Stick Meat—The Ultimate Guide to Kebabs
Guest blogger Paula Marcoux—a former culinary historian at Plimoth Plantation in Massachusetts—recently published a fascinating book on live fire cooking around the world called Cooking with Fire. It’s certainly one of my top ten grill books of the year. I asked Paula to share her thoughts about one of the world’s most ancient and universal grilled dishes: kebabs.
One of the sweetest cooking tools I’ve ever seen is an earthenware kebab holder, really a pair of little pottery firedogs, made to support meat-bearing skewers over hot coals. From the ridges meant to hold the kebabs just so, to the holes perforating the sides to allow proper airflow to the embers, to the cute little animal head finials, this unit is ideally designed for its job. The potter even thoughtfully provided lug handles on the cool outer face of each support for easy maneuvering. Where can you get yours? Well, this one is in a museum case in Crete, after spending 3,700 years under volcanic ash at the ancient Minoan site of Akrotiri. That’s right—it’s 3,700 years old! And people have been enjoying kebabs a lot longer than that.
Akrotiri Terracotta Firedogs
It’s clear why kebabs are persistently popular—they’re delicious, versatile, and economical. By showing a lot of surface area to high heat, the kebab’s uniformly cut bits of meat, fish, or vegetables cook quickly and develop great seared flavor. All that exposed perimeter also makes for even seasoning and the transfer of complementary flavors between foods.
Historians peg Central Asia as the kebab’s homeland and today every region, every village, it seems, has a signature treatment, many stepping outside of stereotypical kebab boundaries. This vast range includes finely minced seasoned meat applied around a flat sword-like skewer, slices from a stack of lamb and lamb fat roasting on a spit, and even lamb and fixings sealed and ember-baked in a clay pot. I loved every kebab I ate in central Turkey, finding the variations in plating and garnishing mind-boggling and fiendishly delicious. The sizzling meat arrived at the table on large pebbly-textured flatbreads with contrasting sauces involving garlicky yogurt, simmered tomatoes, and butter infused with sumac or Aleppo pepper or dried mint.
Today, kebabs are truly global—from lemon and garlic marinated chicken hearts in Brazil, to shallot, chile, and soy inflected mutton satay in Indonesia. Whatever flavor-principle draws you, here are a few technical pointers to set you on the path to enjoying your own kebab tradition.
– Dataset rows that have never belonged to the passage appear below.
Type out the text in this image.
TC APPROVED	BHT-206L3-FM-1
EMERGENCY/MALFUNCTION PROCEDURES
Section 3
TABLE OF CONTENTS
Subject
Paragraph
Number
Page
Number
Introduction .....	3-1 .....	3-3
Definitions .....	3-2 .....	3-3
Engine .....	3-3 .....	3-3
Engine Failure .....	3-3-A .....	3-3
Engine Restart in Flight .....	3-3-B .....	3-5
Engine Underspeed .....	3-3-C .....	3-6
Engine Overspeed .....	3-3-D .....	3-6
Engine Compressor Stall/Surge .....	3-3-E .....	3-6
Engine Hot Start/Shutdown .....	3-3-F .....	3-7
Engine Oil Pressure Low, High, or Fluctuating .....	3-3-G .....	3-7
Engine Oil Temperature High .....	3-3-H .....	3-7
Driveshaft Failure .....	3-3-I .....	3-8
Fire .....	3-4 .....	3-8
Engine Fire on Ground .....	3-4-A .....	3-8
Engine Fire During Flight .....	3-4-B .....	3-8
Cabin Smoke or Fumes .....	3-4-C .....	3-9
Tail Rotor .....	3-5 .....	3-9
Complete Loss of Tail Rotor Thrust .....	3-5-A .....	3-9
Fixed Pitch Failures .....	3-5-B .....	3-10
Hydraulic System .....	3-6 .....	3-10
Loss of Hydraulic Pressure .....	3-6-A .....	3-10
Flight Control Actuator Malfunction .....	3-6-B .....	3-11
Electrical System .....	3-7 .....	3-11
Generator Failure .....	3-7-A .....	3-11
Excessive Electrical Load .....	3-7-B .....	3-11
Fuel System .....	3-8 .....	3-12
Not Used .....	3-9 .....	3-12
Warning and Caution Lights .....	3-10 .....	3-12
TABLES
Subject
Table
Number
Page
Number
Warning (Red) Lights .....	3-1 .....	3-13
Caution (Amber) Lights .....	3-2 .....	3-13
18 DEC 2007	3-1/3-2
- Making kebabs is an opportunity to impose order on otherwise unruly pieces of meat and oddly shaped vegetables. The neatness is not for its own sake, but rather sets you up for the best results.
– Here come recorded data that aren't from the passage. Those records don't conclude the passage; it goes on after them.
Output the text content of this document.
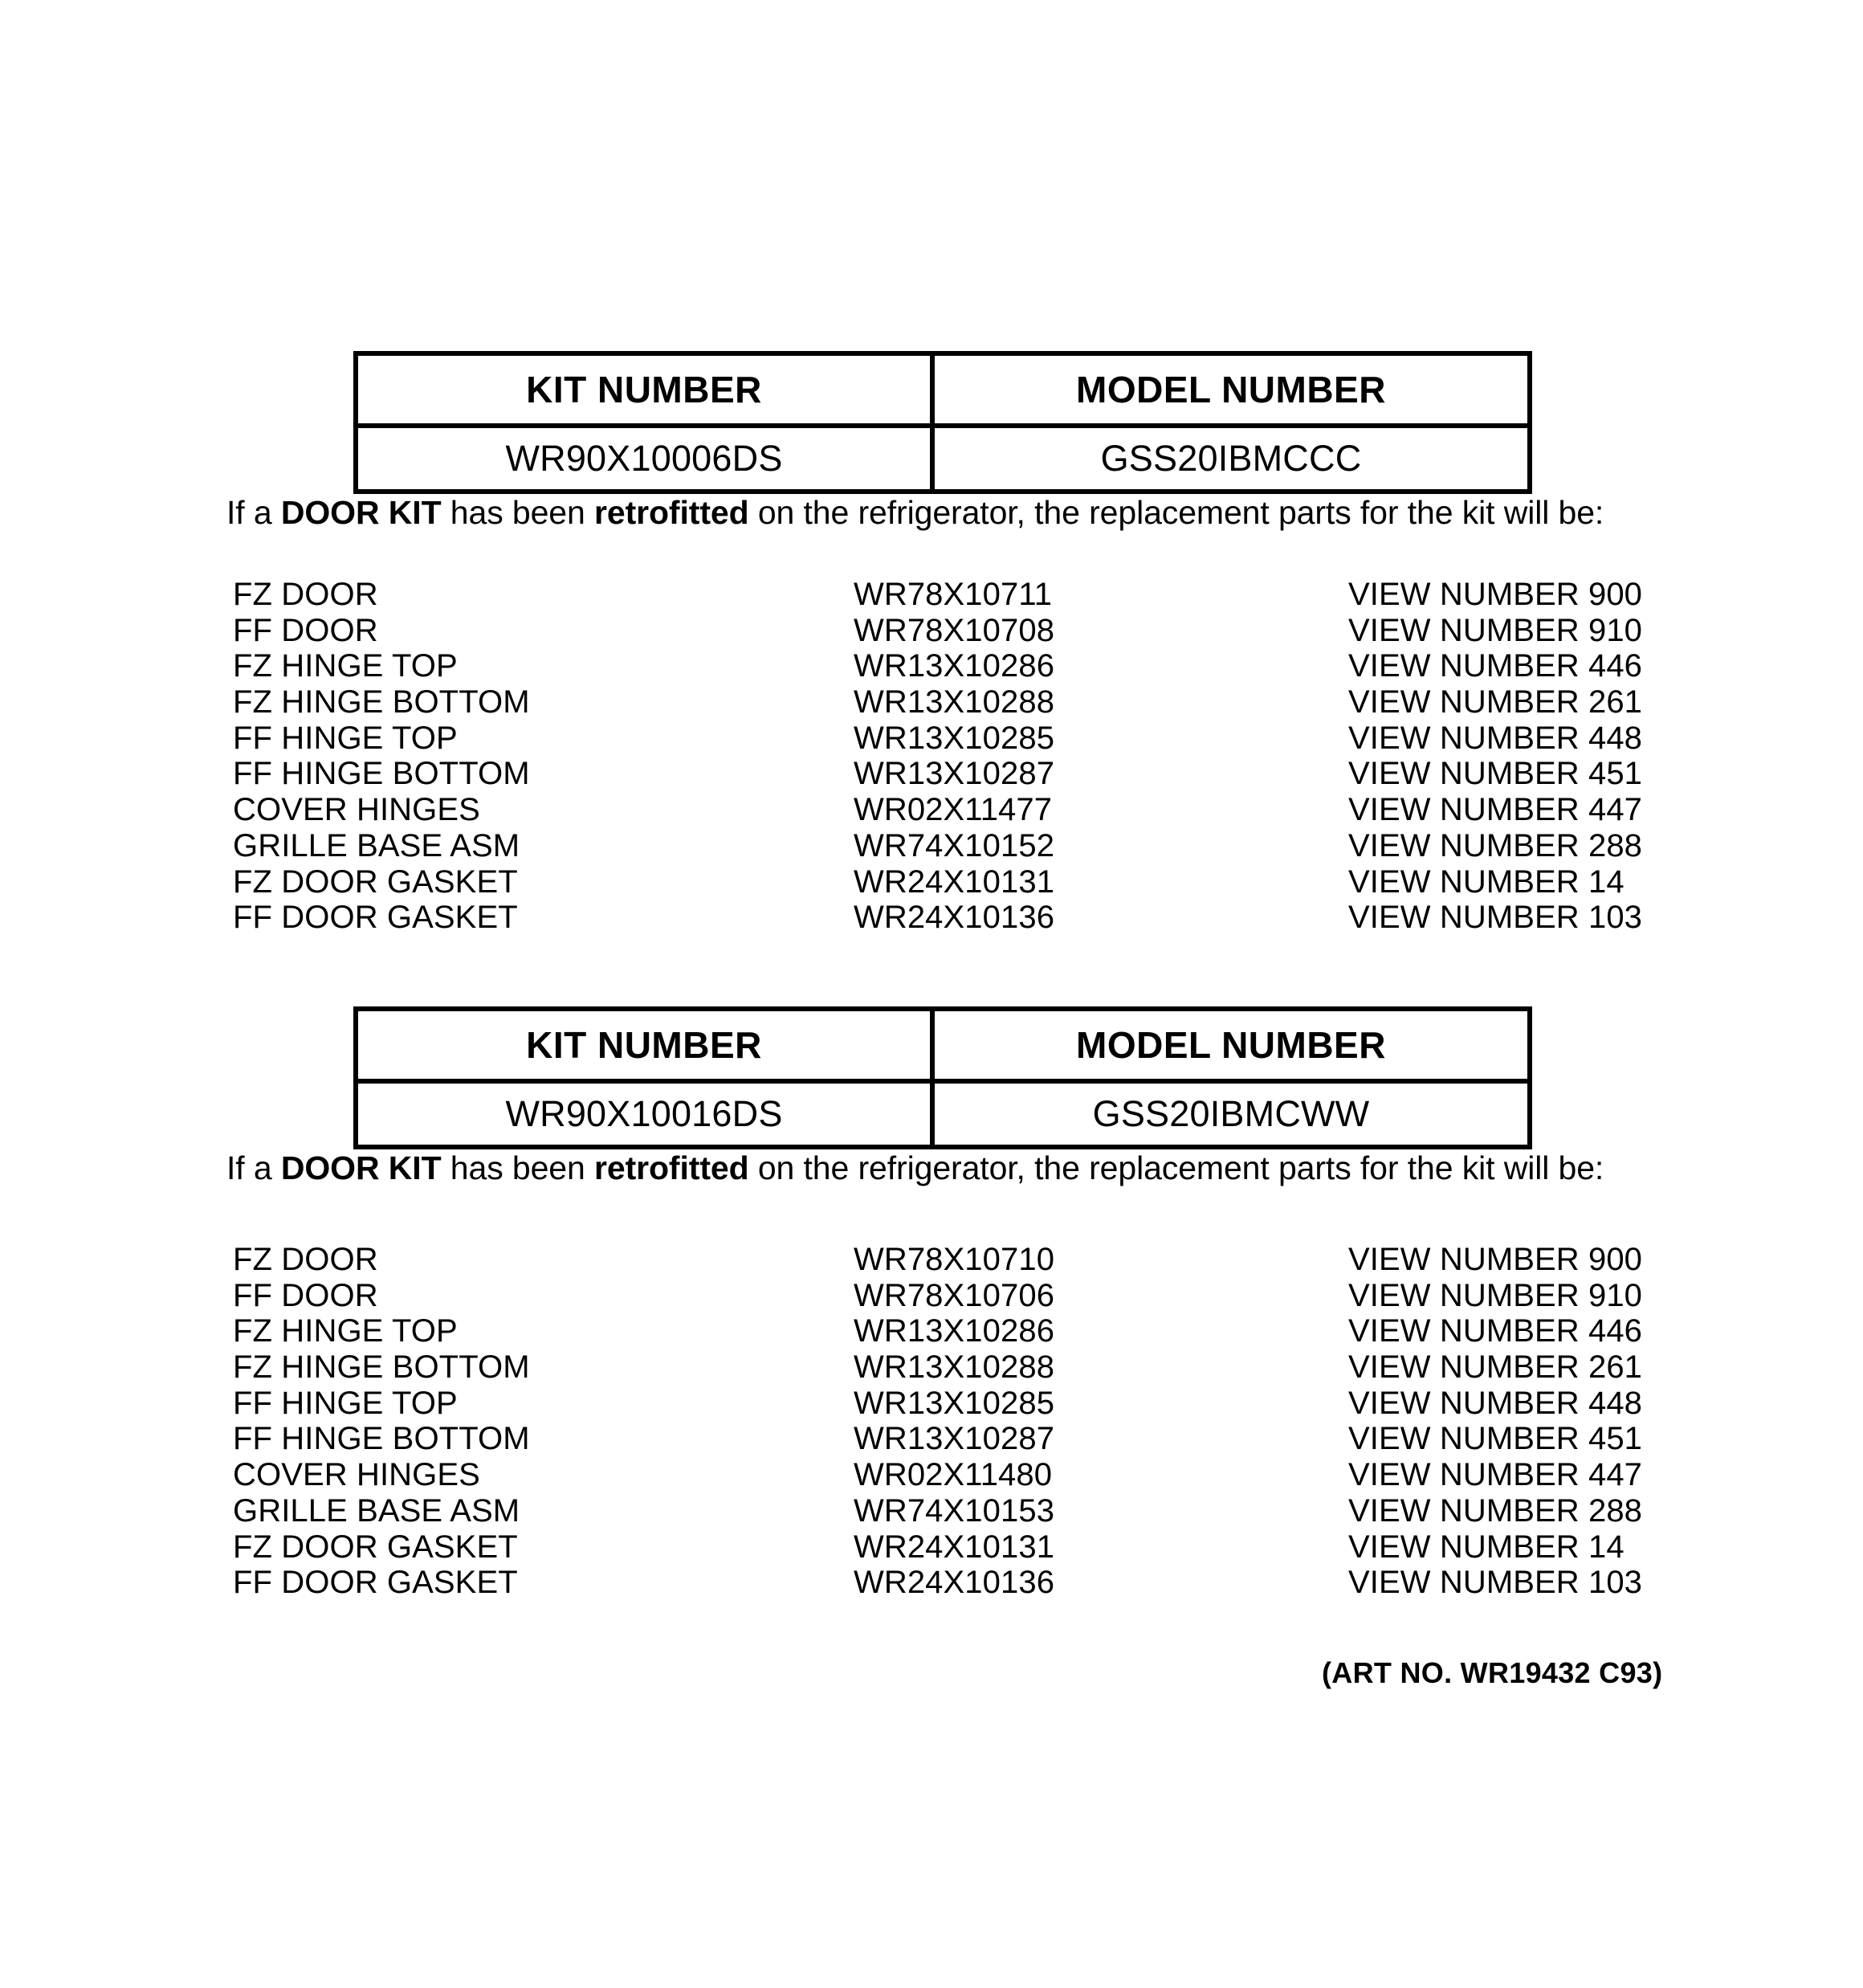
KIT NUMBER	MODEL NUMBER
WR90X10006DS	GSS20IBMCCC
If a DOOR KIT has been retrofitted on the refrigerator, the replacement parts for the kit will be:
FZ DOOR	WR78X10711	VIEW NUMBER 900
FF DOOR	WR78X10708	VIEW NUMBER 910
FZ HINGE TOP	WR13X10286	VIEW NUMBER 446
FZ HINGE BOTTOM	WR13X10288	VIEW NUMBER 261
FF HINGE TOP	WR13X10285	VIEW NUMBER 448
FF HINGE BOTTOM	WR13X10287	VIEW NUMBER 451
COVER HINGES	WR02X11477	VIEW NUMBER 447
GRILLE BASE ASM	WR74X10152	VIEW NUMBER 288
FZ DOOR GASKET	WR24X10131	VIEW NUMBER 14
FF DOOR GASKET	WR24X10136	VIEW NUMBER 103
KIT NUMBER	MODEL NUMBER
WR90X10016DS	GSS20IBMCWW
If a DOOR KIT has been retrofitted on the refrigerator, the replacement parts for the kit will be:
FZ DOOR	WR78X10710	VIEW NUMBER 900
FF DOOR	WR78X10706	VIEW NUMBER 910
FZ HINGE TOP	WR13X10286	VIEW NUMBER 446
FZ HINGE BOTTOM	WR13X10288	VIEW NUMBER 261
FF HINGE TOP	WR13X10285	VIEW NUMBER 448
FF HINGE BOTTOM	WR13X10287	VIEW NUMBER 451
COVER HINGES	WR02X11480	VIEW NUMBER 447
GRILLE BASE ASM	WR74X10153	VIEW NUMBER 288
FZ DOOR GASKET	WR24X10131	VIEW NUMBER 14
FF DOOR GASKET	WR24X10136	VIEW NUMBER 103
(ART NO. WR19432 C93)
- Some Middle Eastern street vendors prep and assemble their ingredients into an almost perfectly smooth cylinder, all plumb and level, as if the kebab were a stacked sausage without a casing. I love and admire those.
- I set up my kebabs to facilitate the effects I most look for in grilled food—deeply browned crisp edges and a tender juicy interior. So I cut the meat into little pyramid-shaped pieces to create a lot of edges, trim paired vegetables to a similar size, and alternate them on skewers pretty evenly.
- Many street purveyors throughout the Middle East and Asia use a box-like metal brazier that functions pretty much exactly like the ancient ceramic model from Akrotiri, but you don’t have to follow the Minoan tradition to make perfect kebabs at home. Turns out that a comparatively recent invention—the iron grill—works just fine to hold them an advantageous distance from hardwood coals.
- Build a fire in a fire pit, kettle grill or hibachi; burn a pile of hardwood sticks or split wood down to coals, then spread them out. Place a grill grate over, about 2 inches or so from the hot coals. Allow it to get good and hot and give it a thorough going-over with a wire brush, then a quick wipe with a rag.
- Pop the skewers over the heat and crisp up on all sides. At this point they’re probably close to done, but peek inside one to check to see if it’s how you like it.
- You can of course just serve the kebabs on the skewers they came in on, but there are other options, here, too. If I look around and see that the population of the party has swelled, while the number of skewers has remained static, I make sure to have a grain salad or pilaf, then push the kebabs off the skewers onto that carbohydrate bed.
- Another trick is to grill some slices of rustic bread, rub it with garlic, and cut it into cubes. Toss with the de-skewered kebabs, along with a pile of chopped vegetables and herbs, a squeeze of citrus and a lashing of olive oil.